Planet Earth II: Why Most Animals Can’t Hack City Living

The Conversation

The grand finale of the BBC’s Planet Earth II showcased the ingenious strategies that some animals use to thrive in urban environments. Though impressive, these species are in the minority. As the number of people living in cities around the world continues to rise, we should really be turning our attention to those animals that find city living too hard to handle.

Urbanisation represents the most extreme form of habitat loss for most plants and animals. As towns and cities grow, human beings live together in higher densities, and natural habitat is removed and replaced with hard, impermeable structures such as roads and buildings. Harmful pollution increases, as does the noise from industry and traffic, the amount of artificial lighting and the number of introduced predators such as cats.
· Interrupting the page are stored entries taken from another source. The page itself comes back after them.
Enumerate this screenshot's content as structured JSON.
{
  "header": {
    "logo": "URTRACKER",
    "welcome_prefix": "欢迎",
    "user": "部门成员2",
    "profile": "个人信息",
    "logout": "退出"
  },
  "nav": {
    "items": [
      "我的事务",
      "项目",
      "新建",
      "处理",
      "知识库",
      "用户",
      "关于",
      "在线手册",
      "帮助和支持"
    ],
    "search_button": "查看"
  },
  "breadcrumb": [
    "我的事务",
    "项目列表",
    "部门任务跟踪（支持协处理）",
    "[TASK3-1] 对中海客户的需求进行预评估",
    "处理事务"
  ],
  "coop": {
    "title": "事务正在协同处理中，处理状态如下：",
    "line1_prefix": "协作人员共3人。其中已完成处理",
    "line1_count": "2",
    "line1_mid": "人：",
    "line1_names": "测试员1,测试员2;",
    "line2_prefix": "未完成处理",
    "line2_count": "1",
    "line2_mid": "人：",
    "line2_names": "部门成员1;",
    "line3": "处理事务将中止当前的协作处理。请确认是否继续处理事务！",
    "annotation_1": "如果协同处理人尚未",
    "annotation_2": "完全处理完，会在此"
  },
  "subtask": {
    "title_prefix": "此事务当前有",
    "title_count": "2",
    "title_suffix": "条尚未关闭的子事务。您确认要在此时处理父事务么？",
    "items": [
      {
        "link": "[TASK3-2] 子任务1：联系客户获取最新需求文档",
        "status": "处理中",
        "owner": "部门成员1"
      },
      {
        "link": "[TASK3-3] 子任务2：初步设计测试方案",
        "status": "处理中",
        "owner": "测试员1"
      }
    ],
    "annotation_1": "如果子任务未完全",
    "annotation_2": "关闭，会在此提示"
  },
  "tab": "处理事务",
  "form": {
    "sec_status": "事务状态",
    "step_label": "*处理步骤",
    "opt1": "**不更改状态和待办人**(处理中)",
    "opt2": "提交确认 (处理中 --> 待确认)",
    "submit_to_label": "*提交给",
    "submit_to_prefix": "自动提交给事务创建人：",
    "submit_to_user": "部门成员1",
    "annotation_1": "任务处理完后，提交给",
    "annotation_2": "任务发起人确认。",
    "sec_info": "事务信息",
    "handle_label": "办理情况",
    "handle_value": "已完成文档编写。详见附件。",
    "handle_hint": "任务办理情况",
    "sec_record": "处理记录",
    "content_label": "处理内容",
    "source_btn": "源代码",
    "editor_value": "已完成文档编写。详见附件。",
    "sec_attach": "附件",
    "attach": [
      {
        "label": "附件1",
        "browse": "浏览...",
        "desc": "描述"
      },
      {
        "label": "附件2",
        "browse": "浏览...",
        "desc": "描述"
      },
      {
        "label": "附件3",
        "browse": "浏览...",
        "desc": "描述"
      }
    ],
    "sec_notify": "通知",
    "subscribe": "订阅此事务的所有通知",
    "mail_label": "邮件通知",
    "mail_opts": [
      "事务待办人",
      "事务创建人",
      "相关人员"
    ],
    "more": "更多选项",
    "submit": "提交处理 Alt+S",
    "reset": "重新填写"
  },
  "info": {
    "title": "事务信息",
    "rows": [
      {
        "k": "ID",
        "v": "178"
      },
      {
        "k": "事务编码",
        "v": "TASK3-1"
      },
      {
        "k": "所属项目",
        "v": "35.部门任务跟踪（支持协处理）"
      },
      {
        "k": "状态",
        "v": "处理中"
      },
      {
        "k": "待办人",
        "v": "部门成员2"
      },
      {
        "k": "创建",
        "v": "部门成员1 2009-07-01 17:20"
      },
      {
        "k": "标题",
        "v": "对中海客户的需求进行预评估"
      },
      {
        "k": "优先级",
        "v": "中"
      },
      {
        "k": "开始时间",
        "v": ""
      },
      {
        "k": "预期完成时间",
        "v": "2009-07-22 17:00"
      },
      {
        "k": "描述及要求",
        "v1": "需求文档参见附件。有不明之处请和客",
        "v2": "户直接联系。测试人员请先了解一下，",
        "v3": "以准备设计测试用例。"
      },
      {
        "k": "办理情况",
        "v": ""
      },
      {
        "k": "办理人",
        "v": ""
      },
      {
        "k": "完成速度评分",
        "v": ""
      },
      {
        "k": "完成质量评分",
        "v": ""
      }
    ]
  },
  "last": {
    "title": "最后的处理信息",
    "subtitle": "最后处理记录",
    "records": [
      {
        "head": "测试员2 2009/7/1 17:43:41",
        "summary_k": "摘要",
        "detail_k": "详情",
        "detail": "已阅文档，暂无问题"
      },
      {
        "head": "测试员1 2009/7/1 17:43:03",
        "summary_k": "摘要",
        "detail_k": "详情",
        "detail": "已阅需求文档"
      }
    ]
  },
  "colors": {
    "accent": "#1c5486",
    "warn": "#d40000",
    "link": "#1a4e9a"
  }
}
As remaining pockets of natural or semi-natural habitat (such as remnant native habitat or man-made parks) become more isolated, city-dwelling animals are prevented from venturing out to look for food, resting places or mates, or may risk dying in the attempt. All together, these changes make cities impossible places for many species to live in.

Life in the urban jungle

Typically, we find a lower variety of plants and animals in more built-up areas; and this applies to all groups of wildlife. In a recent global study, researchers estimated that cities accommodate only 8% of the bird species and 25% of the plants that would have lived in those areas prior to urban development. As a vertebrate’s territory becomes more urban, it’s also more likely to be threatened with extinction. In fact, it’s estimated that urban development is responsible for the listing of 420 vertebrate species around the planet as threatened.

It’s the generalist, opportunistic species such as foxes and rats – and, as we see on the programme, some monkeys – which can adapt to a wide variety of environmental conditions. By contrast, creatures that require large areas to source enough food, have specialist habitats or dietary requirements, or those with narrow geographic ranges tend to fare poorly during urban development.